During the life of most every church in America, at some point the ladies of the church gather and print their special recipes in a spiral bound cookbook. I have a number of these and they are among my most treasured books – the old recipe collections from churches of my past.
I have a recipe book from the Centenary United Methodist Church in Clemmons, NC. This church was founded in large part by my Brewer relatives nearly a hundred years ago, I have another cookbook my mother came by when we lived in Beckley, WV, over 50 years ago. I have about a half dozen of these cookbooks and I love to pull them out, pour through the breads, cakes, pies and entrée recipes, frequently using them in my own kitchen. Not only are the dishes quite good, the memories taste even better.
When I was a boy, each time I visited Granma Brewer in Clemmons, she baked me something called Sugar Cake. I loved it, she knew it and it was generally waiting for me on her stovetop when I arrived.

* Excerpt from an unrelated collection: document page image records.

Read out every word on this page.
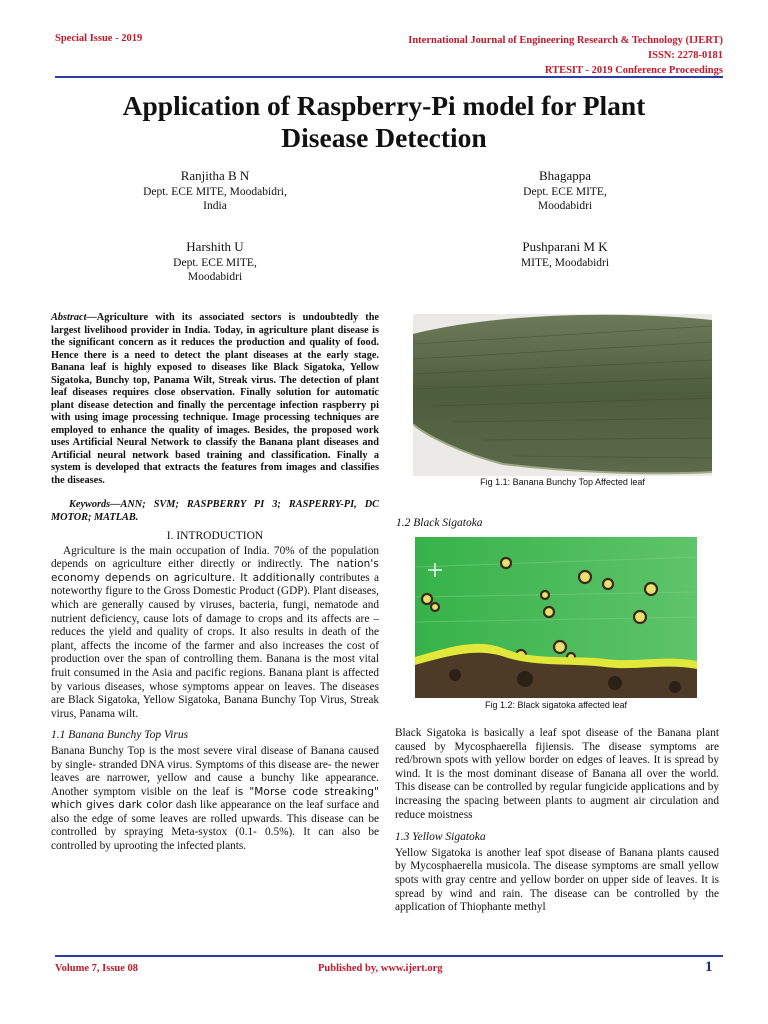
Special Issue - 2019	International Journal of Engineering Research & Technology (IJERT)
ISSN: 2278-0181
RTESIT - 2019 Conference Proceedings
Application of Raspberry-Pi model for Plant
Disease Detection
Ranjitha B N
Dept. ECE MITE, Moodabidri,
India
Bhagappa
Dept. ECE MITE,
Moodabidri
Harshith U
Dept. ECE MITE,
Moodabidri
Pushparani M K
MITE, Moodabidri

Abstract—Agriculture with its associated sectors is undoubtedly the largest livelihood provider in India. Today, in agriculture plant disease is the significant concern as it reduces the production and quality of food. Hence there is a need to detect the plant diseases at the early stage. Banana leaf is highly exposed to diseases like Black Sigatoka, Yellow Sigatoka, Bunchy top, Panama Wilt, Streak virus. The detection of plant leaf diseases requires close observation. Finally solution for automatic plant disease detection and finally the percentage infection raspberry pi with using image processing technique. Image processing techniques are employed to enhance the quality of images. Besides, the proposed work uses Artificial Neural Network to classify the Banana plant diseases and Artificial neural network based training and classification. Finally a system is developed that extracts the features from images and classifies the diseases.

Keywords—ANN; SVM; RASPBERRY PI 3; RASPERRY-PI, DC MOTOR; MATLAB.

I. INTRODUCTION

Agriculture is the main occupation of India. 70% of the population depends on agriculture either directly or indirectly. The nation's economy depends on agriculture. It additionally contributes a noteworthy figure to the Gross Domestic Product (GDP). Plant diseases, which are generally caused by viruses, bacteria, fungi, nematode and nutrient deficiency, cause lots of damage to crops and its affects are – reduces the yield and quality of crops. It also results in death of the plant, affects the income of the farmer and also increases the cost of production over the span of controlling them. Banana is the most vital fruit consumed in the Asia and pacific regions. Banana plant is affected by various diseases, whose symptoms appear on leaves. The diseases are Black Sigatoka, Yellow Sigatoka, Banana Bunchy Top Virus, Streak virus, Panama wilt.

1.1 Banana Bunchy Top Virus

Banana Bunchy Top is the most severe viral disease of Banana caused by single- stranded DNA virus. Symptoms of this disease are- the newer leaves are narrower, yellow and cause a bunchy like appearance. Another symptom visible on the leaf is "Morse code streaking" which gives dark color dash like appearance on the leaf surface and also the edge of some leaves are rolled upwards. This disease can be controlled by spraying Meta-systox (0.1- 0.5%). It can also be controlled by uprooting the infected plants.

Fig 1.1: Banana Bunchy Top Affected leaf
1.2 Black Sigatoka
Fig 1.2: Black sigatoka affected leaf

Black Sigatoka is basically a leaf spot disease of the Banana plant caused by Mycosphaerella fijiensis. The disease symptoms are red/brown spots with yellow border on edges of leaves. It is spread by wind. It is the most dominant disease of Banana all over the world. This disease can be controlled by regular fungicide applications and by increasing the spacing between plants to augment air circulation and reduce moistness

1.3 Yellow Sigatoka

Yellow Sigatoka is another leaf spot disease of Banana plants caused by Mycosphaerella musicola. The disease symptoms are small yellow spots with gray centre and yellow border on upper side of leaves. It is spread by wind and rain. The disease can be controlled by the application of Thiophante methyl

Volume 7, Issue 08	Published by, www.ijert.org	1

For years, Grandma Brewer cooked in a wood stove before finally succumbing to a modern range, but my earliest recollections of her Sugar Cake were baked in a wood stove.
Below is her recipe.
1 c. shortening
1 c. sugar
1 c. mashed potatoes
1 c. water
2 pkg. yeast
1 t. salt
Flour to make a soft dough
Cream the sugar, shortening and salt. Add eggs and mashed potatoes. Add yeast, water and enough flour until the dough becomes stiff. Let rise until it doubles in bulk. Work out two cakes, 12×15-inches, and let them rise. Punch holes over the dough about 1 ½-inches apart. Sprinkle with cream, then sprinkle heavily with brown sugar, then cinnamon and dot with butter. Bake in a 425 oven till golden brown.